The memory interface for current Epyc is very wide, at 512-bit. That is, in fact, wider than most current GPUs. That is GDDR6 vs DDR4, but with DDR5, it goes up to 768-bit (64 x 12 or possibly more accuratly 32 x 24) for SP5 which is near 500 GB/s per Epyc socket. That will be close to the bandwidth of an Nvidia P100 GPU. Current nvidia A10 GPUs are only 600 GB/s. Saying that Bergamo isn’t a “high aggregate bandwidth” device doesn’t seem correct. We also may get a significant DDR5 speed increase before Bergamo comes out next year. I assume the 460 GB/s number I have seen is actually with rather low clocked DDR5; I will need to look that up.
There could be some other secret sauce to Bergamo or some Genoa derivative. I don’t know how well it would compete with cpus using integrated HBM. The infinity cache would be one way to compete without going full (and expensive) HBM, just like AMD did with their GPUs. The infinity cache would just be a 1 or 2 embedded die rather than something like 4 or 8 stacks of HBM. AMD integrating HBM on a cpu, unless it included with a GPU, seems unlikely. HBM can obviously supply huge bandwidth, but it still has DRAM latency. It is plausible that AMD will start making parts with multiple levels of v-cache rather than using infinity cache chips.
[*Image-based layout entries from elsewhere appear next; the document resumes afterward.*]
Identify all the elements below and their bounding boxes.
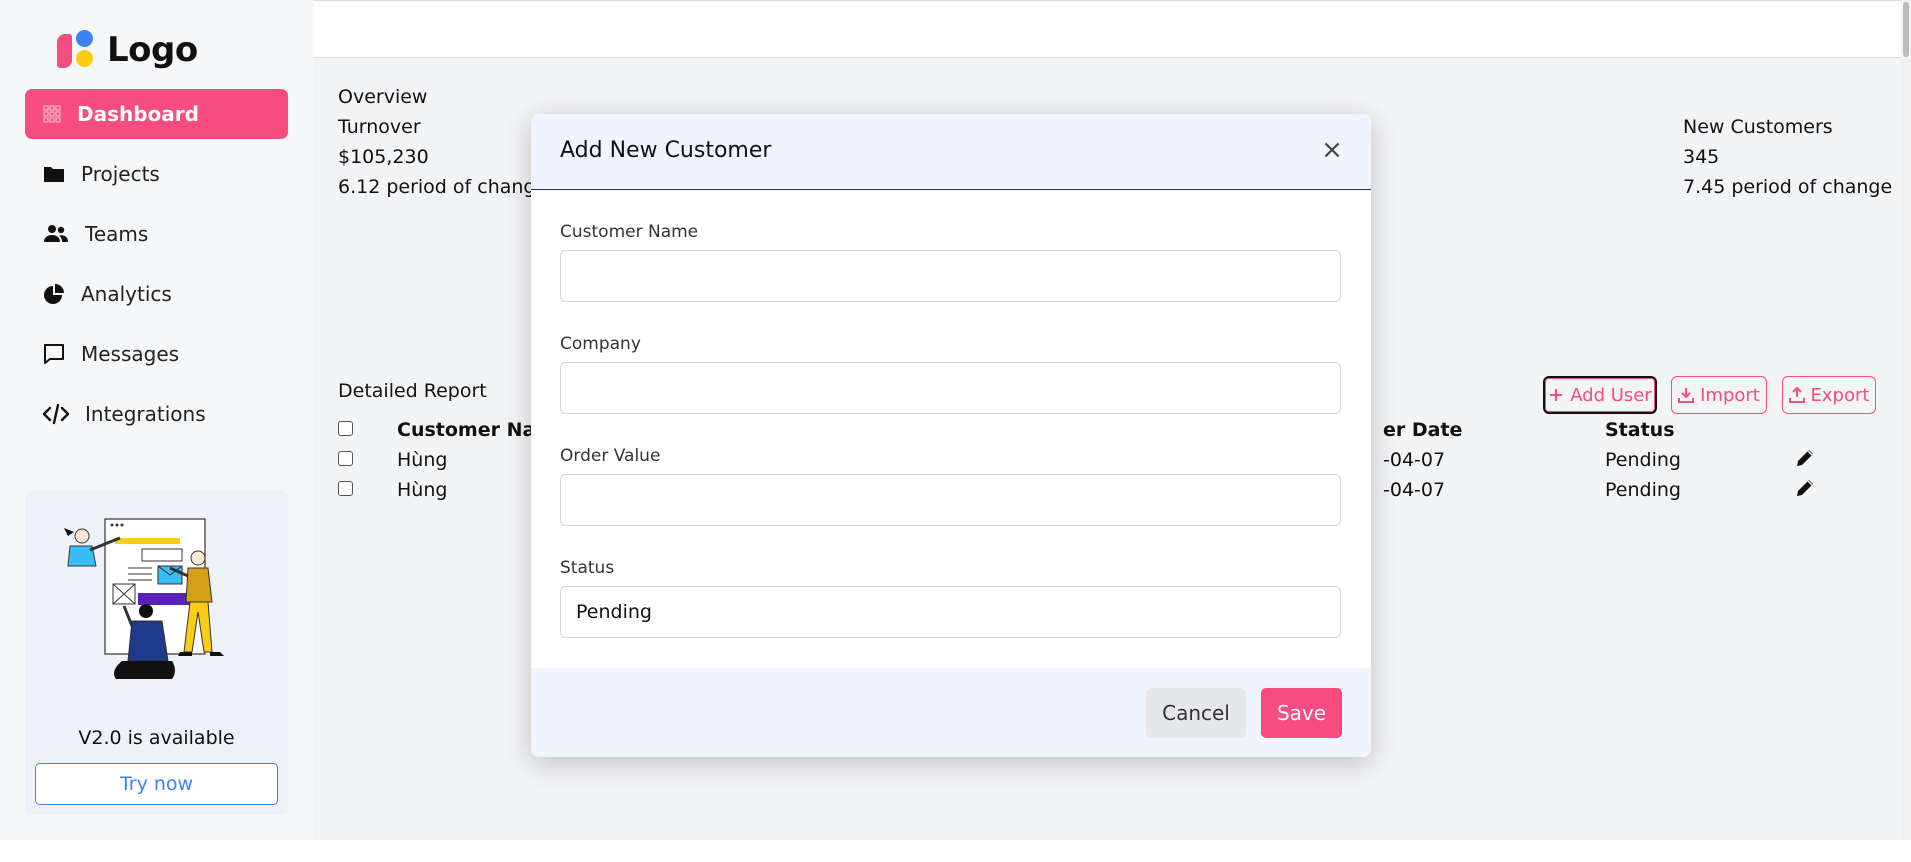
modal-title: Add New Customer <box>560 138 772 163</box>
pie-chart-icon <box>44 284 64 304</box>
sidebar-item-label: Analytics <box>81 282 172 306</box>
cell-customer-name: Hùng <box>397 449 448 471</box>
cancel-button[interactable]: Cancel <box>1146 688 1246 738</box>
code-icon <box>43 403 69 425</box>
cell-order-date: -04-07 <box>1383 479 1446 501</box>
add-user-button[interactable]: Add User <box>1543 376 1657 414</box>
team-illustration <box>64 518 224 679</box>
upload-icon <box>1788 387 1805 403</box>
cell-status: Pending <box>1605 479 1681 501</box>
turnover-change: 6.12 period of change <box>338 176 548 198</box>
sidebar-item-messages[interactable]: Messages <box>25 329 288 379</box>
sidebar-item-projects[interactable]: Projects <box>25 149 288 199</box>
promo-text: V2.0 is available <box>78 727 235 749</box>
new-customers-value: 345 <box>1683 146 1720 168</box>
sidebar-item-label: Projects <box>81 162 160 186</box>
folder-icon <box>44 167 64 182</box>
try-now-button[interactable]: Try now <box>35 763 278 805</box>
order-value-label: Order Value <box>560 446 661 466</box>
customer-name-input[interactable] <box>560 250 1341 302</box>
sidebar-item-teams[interactable]: Teams <box>25 209 288 259</box>
turnover-label: Turnover <box>338 116 421 138</box>
company-label: Company <box>560 334 641 354</box>
sidebar-item-label: Integrations <box>85 402 206 426</box>
sidebar-item-dashboard[interactable]: Dashboard <box>25 89 288 139</box>
plus-icon <box>1550 389 1563 401</box>
add-user-label: Add User <box>1570 384 1652 406</box>
row-checkbox[interactable] <box>338 451 353 466</box>
bottom-strip <box>0 840 1911 862</box>
export-label: Export <box>1810 384 1870 406</box>
sidebar-item-label: Dashboard <box>77 102 199 126</box>
grid-icon <box>43 105 61 123</box>
order-value-input[interactable] <box>560 474 1341 526</box>
sidebar-item-label: Messages <box>81 342 180 366</box>
top-bar <box>313 0 1911 58</box>
modal-footer: Cancel Save <box>531 668 1371 757</box>
edit-pencil-icon[interactable] <box>1794 447 1816 469</box>
logo-text: Logo <box>107 30 198 70</box>
detailed-report-title: Detailed Report <box>338 380 487 402</box>
row-checkbox[interactable] <box>338 481 353 496</box>
column-header-order-date: er Date <box>1383 419 1463 441</box>
overview-title: Overview <box>338 86 428 108</box>
import-button[interactable]: Import <box>1671 376 1767 414</box>
select-all-checkbox[interactable] <box>338 421 353 436</box>
new-customers-label: New Customers <box>1683 116 1833 138</box>
logo-icon <box>57 29 97 71</box>
message-icon <box>44 344 64 364</box>
cell-order-date: -04-07 <box>1383 449 1446 471</box>
scrollbar-thumb[interactable] <box>1903 2 1909 57</box>
customer-name-label: Customer Name <box>560 222 699 242</box>
sidebar: Logo Dashboard Projects Teams Analytics … <box>0 0 313 840</box>
sidebar-item-analytics[interactable]: Analytics <box>25 269 288 319</box>
page-scrollbar[interactable] <box>1901 0 1911 840</box>
modal-header: Add New Customer × <box>531 114 1371 190</box>
import-label: Import <box>1700 384 1760 406</box>
company-input[interactable] <box>560 362 1341 414</box>
sidebar-item-integrations[interactable]: Integrations <box>25 389 288 439</box>
status-label: Status <box>560 558 615 578</box>
save-button[interactable]: Save <box>1261 688 1342 738</box>
upgrade-promo-card: V2.0 is available Try now <box>25 491 288 815</box>
sidebar-nav: Dashboard Projects Teams Analytics Messa… <box>25 89 288 449</box>
status-select[interactable]: Pending <box>560 586 1341 638</box>
turnover-value: $105,230 <box>338 146 429 168</box>
export-button[interactable]: Export <box>1782 376 1876 414</box>
close-icon[interactable]: × <box>1319 137 1345 164</box>
users-icon <box>44 225 68 242</box>
cell-customer-name: Hùng <box>397 479 448 501</box>
new-customers-change: 7.45 period of change <box>1683 176 1893 198</box>
column-header-status: Status <box>1605 419 1675 441</box>
add-customer-modal: Add New Customer × Customer Name Company… <box>531 114 1371 757</box>
sidebar-item-label: Teams <box>85 222 149 246</box>
logo[interactable]: Logo <box>57 29 198 71</box>
cell-status: Pending <box>1605 449 1681 471</box>
edit-pencil-icon[interactable] <box>1794 477 1816 499</box>
download-icon <box>1678 388 1695 403</box>
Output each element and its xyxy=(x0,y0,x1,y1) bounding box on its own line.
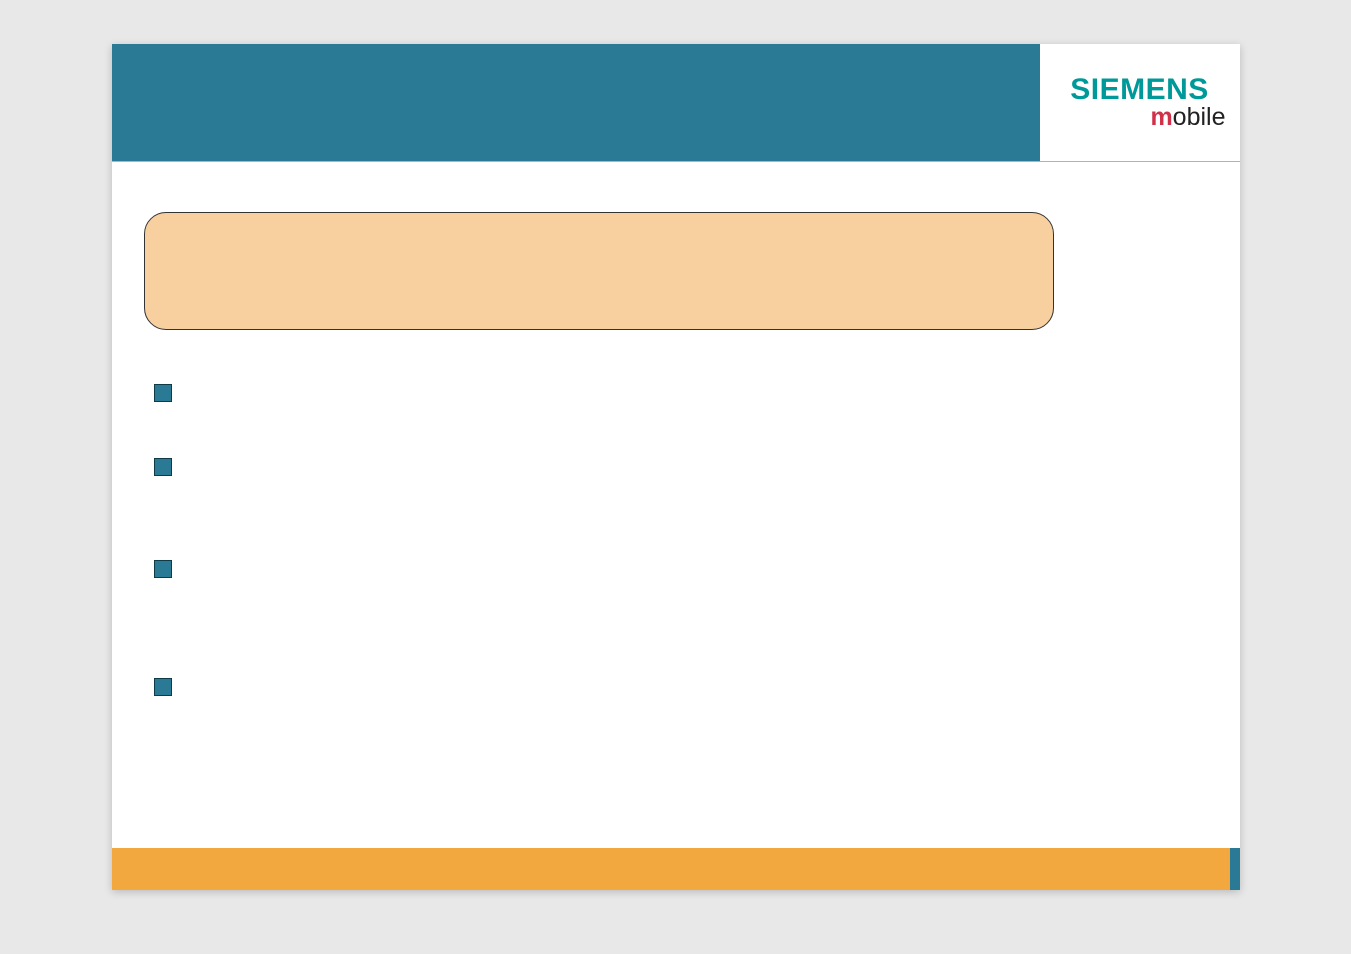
list-item xyxy=(154,558,1212,580)
logo-mobile-m: m xyxy=(1150,103,1172,131)
bullet-square-icon xyxy=(154,458,172,476)
logo-mobile-wordmark: mobile xyxy=(1150,103,1225,132)
list-item xyxy=(154,456,1212,478)
bullet-square-icon xyxy=(154,560,172,578)
list-item xyxy=(154,382,1212,404)
header-teal-band xyxy=(112,44,1040,162)
header-divider xyxy=(112,161,1240,162)
bullet-square-icon xyxy=(154,678,172,696)
callout-box xyxy=(144,212,1054,330)
logo-siemens-wordmark: SIEMENS xyxy=(1070,75,1209,105)
slide-content xyxy=(112,162,1240,698)
list-item xyxy=(154,676,1212,698)
bullet-square-icon xyxy=(154,384,172,402)
siemens-logo: SIEMENS mobile xyxy=(1040,44,1240,162)
slide-header: SIEMENS mobile xyxy=(112,44,1240,162)
logo-mobile-rest: obile xyxy=(1173,103,1226,131)
slide: SIEMENS mobile xyxy=(112,44,1240,890)
bullet-list xyxy=(154,382,1212,698)
slide-footer-band xyxy=(112,848,1240,890)
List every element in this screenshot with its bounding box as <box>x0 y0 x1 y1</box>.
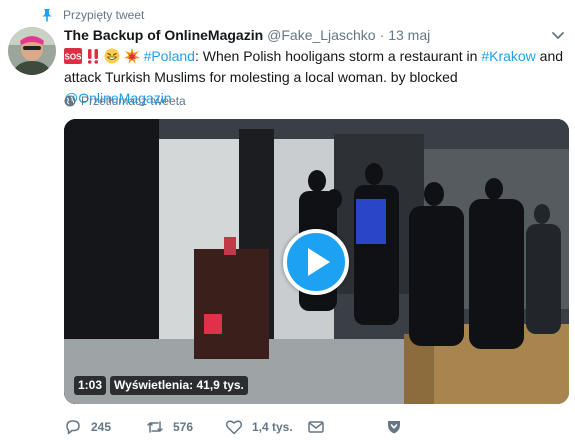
translate-label: Przetłumacz tweeta <box>81 94 186 108</box>
double-exclamation-emoji <box>87 49 98 64</box>
retweet-button[interactable]: 576 <box>146 418 225 436</box>
play-button[interactable] <box>283 229 349 295</box>
analytics-button[interactable] <box>385 418 403 436</box>
tweet-timestamp[interactable]: 13 maj <box>388 27 430 43</box>
heart-icon <box>225 420 243 435</box>
user-handle[interactable]: @Fake_Ljaschko <box>267 27 375 43</box>
tweet-actions: 245 576 1,4 tys. <box>64 416 403 438</box>
svg-text:SOS: SOS <box>65 53 82 62</box>
like-count: 1,4 tys. <box>252 420 293 434</box>
sos-emoji: SOS <box>64 48 82 64</box>
reply-icon <box>66 420 80 435</box>
collision-emoji <box>123 48 140 64</box>
play-icon <box>308 248 330 276</box>
envelope-icon <box>308 421 324 433</box>
video-views: Wyświetlenia: 41,9 tys. <box>110 375 248 395</box>
display-name[interactable]: The Backup of OnlineMagazin <box>64 27 263 43</box>
pinned-label: Przypięty tweet <box>63 8 145 22</box>
tweet-header: The Backup of OnlineMagazin @Fake_Ljasch… <box>64 27 430 47</box>
chevron-down-icon[interactable] <box>551 28 565 42</box>
retweet-icon <box>147 421 163 433</box>
like-button[interactable]: 1,4 tys. <box>225 418 307 436</box>
translate-tweet-link[interactable]: Przetłumacz tweeta <box>64 93 186 109</box>
retweet-count: 576 <box>173 420 194 434</box>
avatar[interactable] <box>8 27 56 75</box>
video-duration: 1:03 <box>74 375 107 395</box>
direct-message-button[interactable] <box>307 418 385 436</box>
video-player[interactable]: 1:03 Wyświetlenia: 41,9 tys. <box>64 119 569 404</box>
analytics-icon <box>388 421 400 434</box>
separator-dot: · <box>379 27 385 43</box>
hashtag-poland[interactable]: #Poland <box>144 48 195 64</box>
pin-icon <box>42 9 52 22</box>
reply-button[interactable]: 245 <box>64 418 146 436</box>
pinned-tweet-indicator: Przypięty tweet <box>40 6 144 24</box>
grinning-face-emoji <box>104 48 120 64</box>
tweet-text-part1: : When Polish hooligans storm a restaura… <box>194 48 482 64</box>
hashtag-krakow[interactable]: #Krakow <box>481 48 535 64</box>
globe-icon <box>64 95 76 107</box>
video-info-overlay: 1:03 Wyświetlenia: 41,9 tys. <box>74 375 248 395</box>
reply-count: 245 <box>91 420 112 434</box>
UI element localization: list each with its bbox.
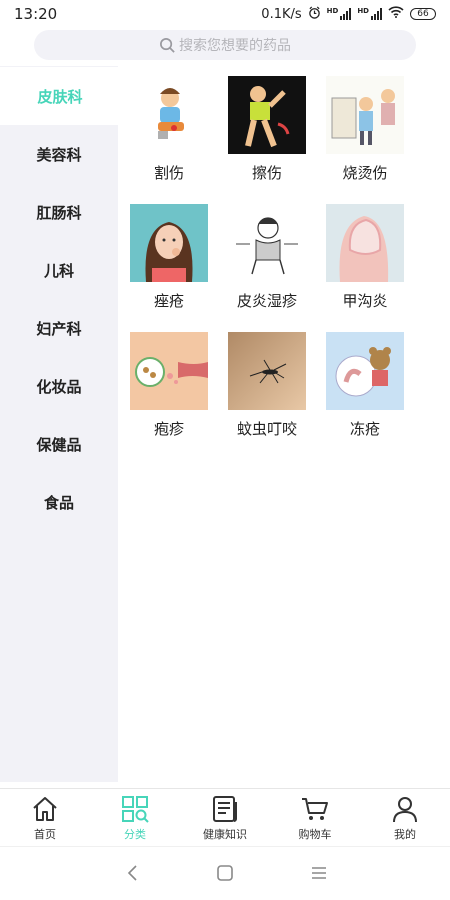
category-label: 甲沟炎 xyxy=(342,292,388,310)
eczema-image xyxy=(228,204,306,282)
category-paronychia[interactable]: 甲沟炎 xyxy=(318,200,416,320)
category-acne[interactable]: 痤疮 xyxy=(122,200,220,320)
sidebar-item-cosmetics[interactable]: 化妆品 xyxy=(0,357,118,415)
back-icon xyxy=(127,865,137,881)
category-label: 烧烫伤 xyxy=(342,164,388,182)
cut-wound-image xyxy=(130,76,208,154)
search-input[interactable]: 搜索您想要的药品 xyxy=(34,30,416,60)
home-icon xyxy=(33,797,57,821)
system-navigation-bar xyxy=(0,846,450,900)
category-label: 擦伤 xyxy=(251,164,282,182)
square-icon xyxy=(217,865,233,881)
category-cut-wound[interactable]: 割伤 xyxy=(122,72,220,192)
profile-icon xyxy=(393,797,417,823)
bottom-tab-bar: 首页 分类 健康知识 购物车 我的 xyxy=(0,788,450,844)
search-icon xyxy=(160,37,175,53)
category-label: 皮炎湿疹 xyxy=(236,292,297,310)
wifi-icon xyxy=(388,6,404,22)
category-eczema[interactable]: 皮炎湿疹 xyxy=(220,200,318,320)
sidebar-item-obstetrics[interactable]: 妇产科 xyxy=(0,299,118,357)
category-label: 冻疮 xyxy=(349,420,380,438)
sidebar-item-dermatology[interactable]: 皮肤科 xyxy=(0,67,120,125)
tab-home[interactable]: 首页 xyxy=(0,789,90,845)
category-label: 蚊虫叮咬 xyxy=(236,420,297,438)
tab-label: 我的 xyxy=(394,828,416,841)
article-icon xyxy=(213,796,237,822)
signal-icon: HD xyxy=(327,8,352,20)
sidebar-item-proctology[interactable]: 肛肠科 xyxy=(0,183,118,241)
paronychia-image xyxy=(326,204,404,282)
back-button[interactable] xyxy=(121,861,145,885)
mosquito-bite-image xyxy=(228,332,306,410)
category-burn[interactable]: 烧烫伤 xyxy=(318,72,416,192)
battery-indicator: 66 xyxy=(410,8,436,20)
tab-label: 首页 xyxy=(34,828,56,841)
cart-icon xyxy=(302,798,328,820)
search-placeholder: 搜索您想要的药品 xyxy=(179,38,291,54)
menu-icon xyxy=(312,867,326,879)
category-abrasion[interactable]: 擦伤 xyxy=(220,72,318,192)
status-time: 13:20 xyxy=(14,5,58,23)
network-speed: 0.1K/s xyxy=(261,6,302,22)
herpes-image xyxy=(130,332,208,410)
category-sidebar: 皮肤科 美容科 肛肠科 儿科 妇产科 化妆品 保健品 食品 xyxy=(0,66,120,782)
tab-label: 健康知识 xyxy=(203,828,247,841)
sidebar-item-food[interactable]: 食品 xyxy=(0,473,118,531)
category-mosquito-bite[interactable]: 蚊虫叮咬 xyxy=(220,328,318,448)
tab-profile[interactable]: 我的 xyxy=(360,789,450,845)
tab-label: 购物车 xyxy=(298,828,332,841)
category-herpes[interactable]: 疱疹 xyxy=(122,328,220,448)
chilblain-image xyxy=(326,332,404,410)
sidebar-item-pediatrics[interactable]: 儿科 xyxy=(0,241,118,299)
tab-cart[interactable]: 购物车 xyxy=(270,789,360,845)
alarm-icon xyxy=(308,6,321,23)
sidebar-item-cosmetology[interactable]: 美容科 xyxy=(0,125,118,183)
category-label: 痤疮 xyxy=(153,292,184,310)
menu-nav-button[interactable] xyxy=(307,861,331,885)
burn-image xyxy=(326,76,404,154)
category-icon xyxy=(122,796,149,823)
category-label: 疱疹 xyxy=(153,420,184,438)
acne-image xyxy=(130,204,208,282)
tab-category[interactable]: 分类 xyxy=(90,789,180,845)
status-bar: 13:20 0.1K/s HD HD 66 xyxy=(0,0,450,28)
sidebar-item-health-products[interactable]: 保健品 xyxy=(0,415,118,473)
signal-icon-2: HD xyxy=(357,8,382,20)
status-indicators: 0.1K/s HD HD 66 xyxy=(261,6,436,23)
home-nav-button[interactable] xyxy=(213,861,237,885)
tab-health-knowledge[interactable]: 健康知识 xyxy=(180,789,270,845)
category-chilblain[interactable]: 冻疮 xyxy=(318,328,416,448)
tab-label: 分类 xyxy=(124,828,146,841)
category-label: 割伤 xyxy=(153,164,184,182)
abrasion-image xyxy=(228,76,306,154)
I am just speculating here. We very well might not see an EFB part until Zen 5, but that is a long way off. It could be that Grace/Hopper is out in a similar time frame as Zen 5 using EFB. I could see AMD using Bergamo as a bit of a test bed for Zen 5 though. That is, the Bergamo IO die might be the same as what is used with Zen 5. Using infinity cache doesn’t fit with some of the rumors, but it makes a lot of sense to me. It also could be the case that it is just a bunch of serdes connected chips with small caches. Rather boring, but entirely possible.